Two poems by 19th-century Belarusian writer Vintsent Dunin-Marcinkievič written during an uprising against the Russian Empire have been designated as "extremist" by the prosecutor's office in Minsk, Radio Free Europe/Radio Liberty reported on Thursday.
The two poems, "The Winds are Floating" and "Conversation of an Elderly Man," were written during the Kastus Kalinoŭski rebellion against Russia in the 1860s. The two poems called for fighting against the Russian Empire and promoted Belarusian nationalism.
A foreword to Dunin-Marcinkievič's works by critic Yazep Yanushkevich was also declared "extremist material" by the prosecutor's office.

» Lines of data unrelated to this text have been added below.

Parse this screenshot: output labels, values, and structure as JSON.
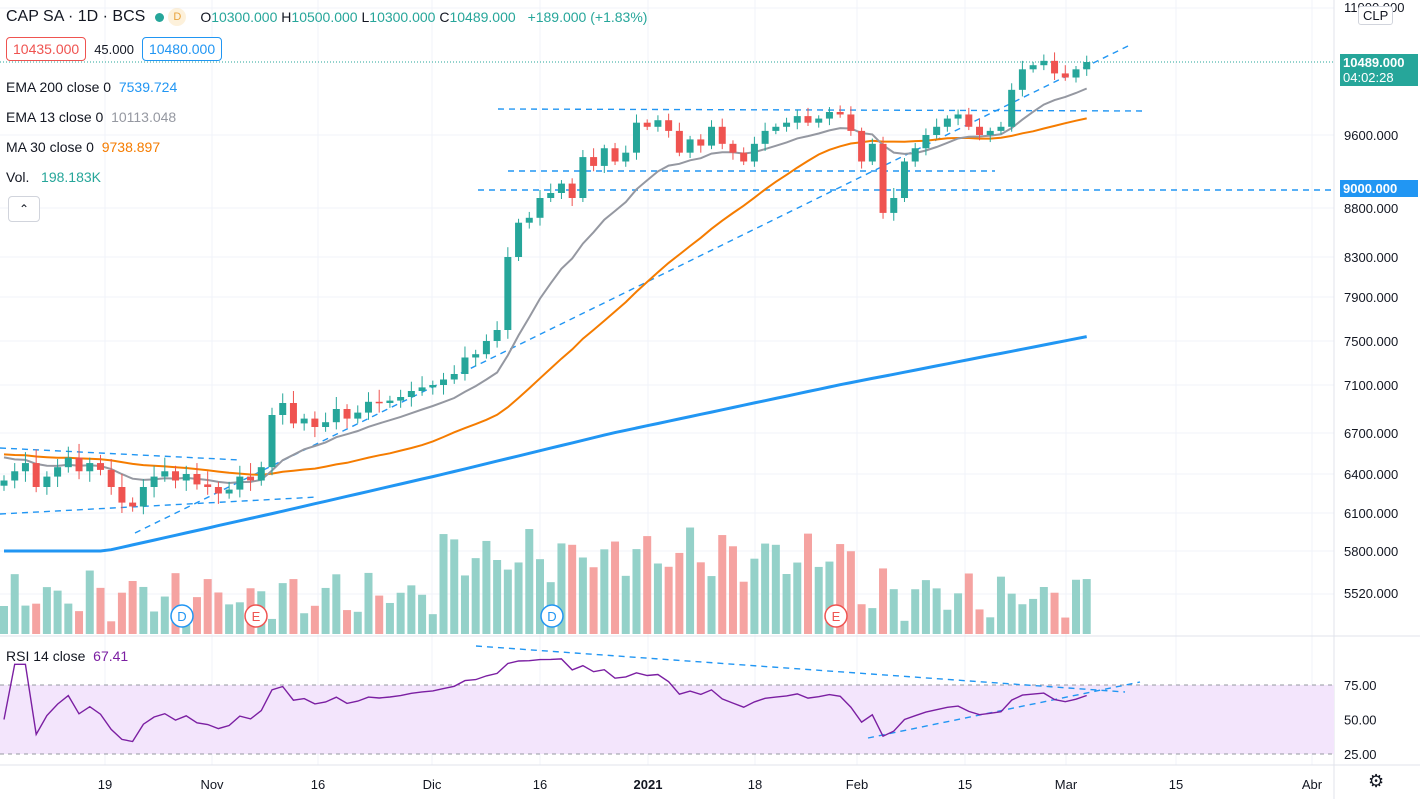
{
  "header": {
    "symbol": "CAP SA · 1D · BCS",
    "badge": "D",
    "open_label": "O",
    "open": "10300.000",
    "high_label": "H",
    "high": "10500.000",
    "low_label": "L",
    "low": "10300.000",
    "close_label": "C",
    "close": "10489.000",
    "change": "+189.000 (+1.83%)"
  },
  "quote": {
    "bid": "10435.000",
    "spread": "45.000",
    "ask": "10480.000"
  },
  "indicators": [
    {
      "label": "EMA 200 close 0",
      "value": "7539.724",
      "color": "#2196f3"
    },
    {
      "label": "EMA 13 close 0",
      "value": "10113.048",
      "color": "#9598a1"
    },
    {
      "label": "MA 30 close 0",
      "value": "9738.897",
      "color": "#f57c00"
    },
    {
      "label": "Vol.",
      "value": "198.183K",
      "color": "#26a69a"
    }
  ],
  "rsi_legend": {
    "label": "RSI 14 close",
    "value": "67.41",
    "color": "#7b1fa2"
  },
  "currency": "CLP",
  "last_price": {
    "price": "10489.000",
    "countdown": "04:02:28"
  },
  "level_label": "9000.000",
  "colors": {
    "up": "#26a69a",
    "down": "#ef5350",
    "up_vol": "#94d1c9",
    "down_vol": "#f5a3a1",
    "trend": "#2196f3",
    "rsi_line": "#7b1fa2",
    "rsi_band": "#f3e5fc"
  },
  "chart_data": {
    "type": "candlestick",
    "price_axis_ticks": [
      "11000.000",
      "9600.000",
      "8800.000",
      "8300.000",
      "7900.000",
      "7500.000",
      "7100.000",
      "6700.000",
      "6400.000",
      "6100.000",
      "5800.000",
      "5520.000"
    ],
    "rsi_axis_ticks": [
      "75.00",
      "50.00",
      "25.00"
    ],
    "x_tick_labels": [
      "19",
      "Nov",
      "16",
      "Dic",
      "16",
      "2021",
      "18",
      "Feb",
      "15",
      "Mar",
      "15",
      "Abr"
    ],
    "event_markers": [
      {
        "label": "D",
        "type": "dividend"
      },
      {
        "label": "E",
        "type": "earnings"
      },
      {
        "label": "D",
        "type": "dividend"
      },
      {
        "label": "E",
        "type": "earnings"
      }
    ],
    "closes": [
      6350,
      6420,
      6480,
      6300,
      6380,
      6450,
      6520,
      6420,
      6480,
      6430,
      6300,
      6180,
      6150,
      6300,
      6380,
      6420,
      6350,
      6400,
      6320,
      6300,
      6250,
      6280,
      6380,
      6350,
      6450,
      6850,
      6950,
      6780,
      6820,
      6750,
      6790,
      6900,
      6820,
      6870,
      6960,
      6950,
      6970,
      7000,
      7050,
      7080,
      7100,
      7150,
      7200,
      7350,
      7380,
      7500,
      7600,
      8300,
      8650,
      8700,
      8900,
      8950,
      9050,
      8900,
      9350,
      9250,
      9450,
      9300,
      9400,
      9750,
      9700,
      9780,
      9650,
      9400,
      9550,
      9480,
      9700,
      9500,
      9400,
      9300,
      9500,
      9650,
      9700,
      9750,
      9830,
      9750,
      9800,
      9880,
      9850,
      9650,
      9300,
      9500,
      8750,
      8900,
      9300,
      9450,
      9600,
      9700,
      9800,
      9850,
      9700,
      9600,
      9650,
      9700,
      10150,
      10400,
      10450,
      10500,
      10350,
      10300,
      10400,
      10489
    ],
    "ema200_end": 7539.724,
    "ema13_end": 10113.048,
    "ma30_end": 9738.897,
    "volume_last": "198.183K",
    "rsi_last": 67.41,
    "horizontal_levels": [
      9850,
      9400,
      9000
    ],
    "chart_area_note_levels_only": true
  }
}
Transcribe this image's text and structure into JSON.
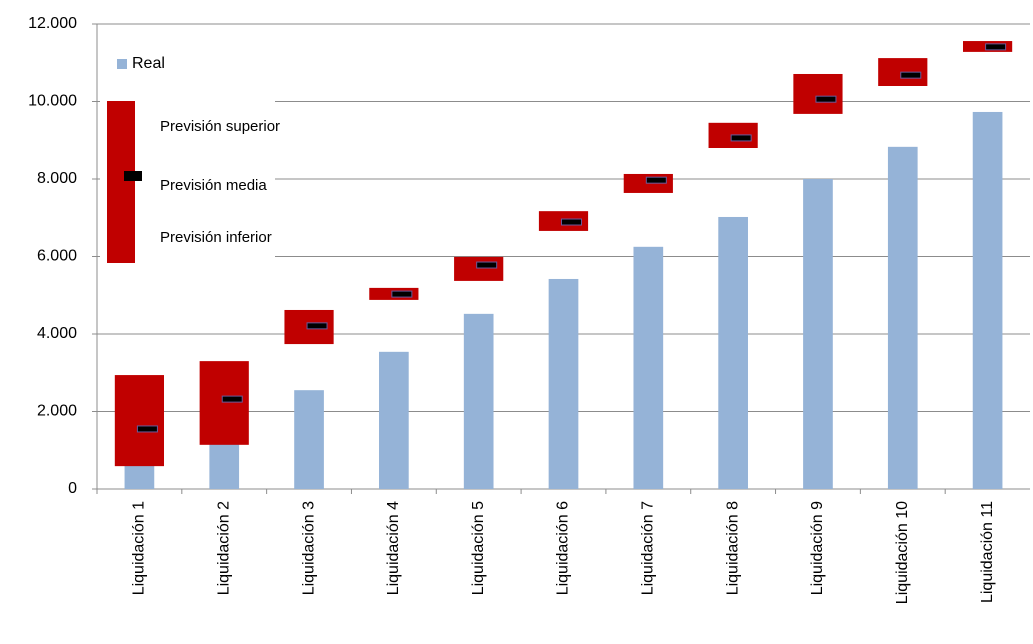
{
  "chart_data": {
    "type": "bar",
    "categories": [
      "Liquidación 1",
      "Liquidación 2",
      "Liquidación 3",
      "Liquidación 4",
      "Liquidación 5",
      "Liquidación 6",
      "Liquidación 7",
      "Liquidación 8",
      "Liquidación 9",
      "Liquidación 10",
      "Liquidación 11"
    ],
    "series": [
      {
        "name": "Real",
        "color": "#95b3d7",
        "values": [
          600,
          1150,
          2550,
          3540,
          4520,
          5420,
          6250,
          7020,
          8000,
          8830,
          9730
        ]
      },
      {
        "name": "Previsión superior",
        "color": "#c00000",
        "values": [
          2940,
          3300,
          4620,
          5190,
          5990,
          7170,
          8130,
          9450,
          10710,
          11120,
          11560
        ]
      },
      {
        "name": "Previsión media",
        "color": "#000000",
        "values": [
          1550,
          2320,
          4210,
          5030,
          5780,
          6890,
          7970,
          9060,
          10060,
          10680,
          11410
        ]
      },
      {
        "name": "Previsión inferior",
        "color": "#c00000",
        "values": [
          590,
          1140,
          3740,
          4880,
          5370,
          6660,
          7640,
          8800,
          9680,
          10400,
          11280
        ]
      }
    ],
    "ylim": [
      0,
      12000
    ],
    "yticks": [
      0,
      {
        "value": 2000,
        "label": "2.000"
      },
      {
        "value": 4000,
        "label": "4.000"
      },
      {
        "value": 6000,
        "label": "6.000"
      },
      {
        "value": 8000,
        "label": "8.000"
      },
      {
        "value": 10000,
        "label": "10.000"
      },
      {
        "value": 12000,
        "label": "12.000"
      }
    ],
    "grid": true
  }
}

Dunin-Marcinkievič's link to the revolution
Kalinoŭski was one of the leaders of a rebellion against the Russian Empire which spread in what is now Poland, Lithuania, Belarus, and Ukraine from 1863-1864. Kalinoŭski is seen as a father of Belarusian nationalism.
During the rebellion, Dunin-Marcinkievič was arrested by Russian authorities and accused of spreading "ideas harmful to the government." He was later released under restrictive conditions. His daughter took part in the rebellion and was imprisoned in a psychiatric hospital for her part in it.
Dunin-Marcinkievič's works are required reading in Belarusian schools today. A number of streets and theaters are named after him as well.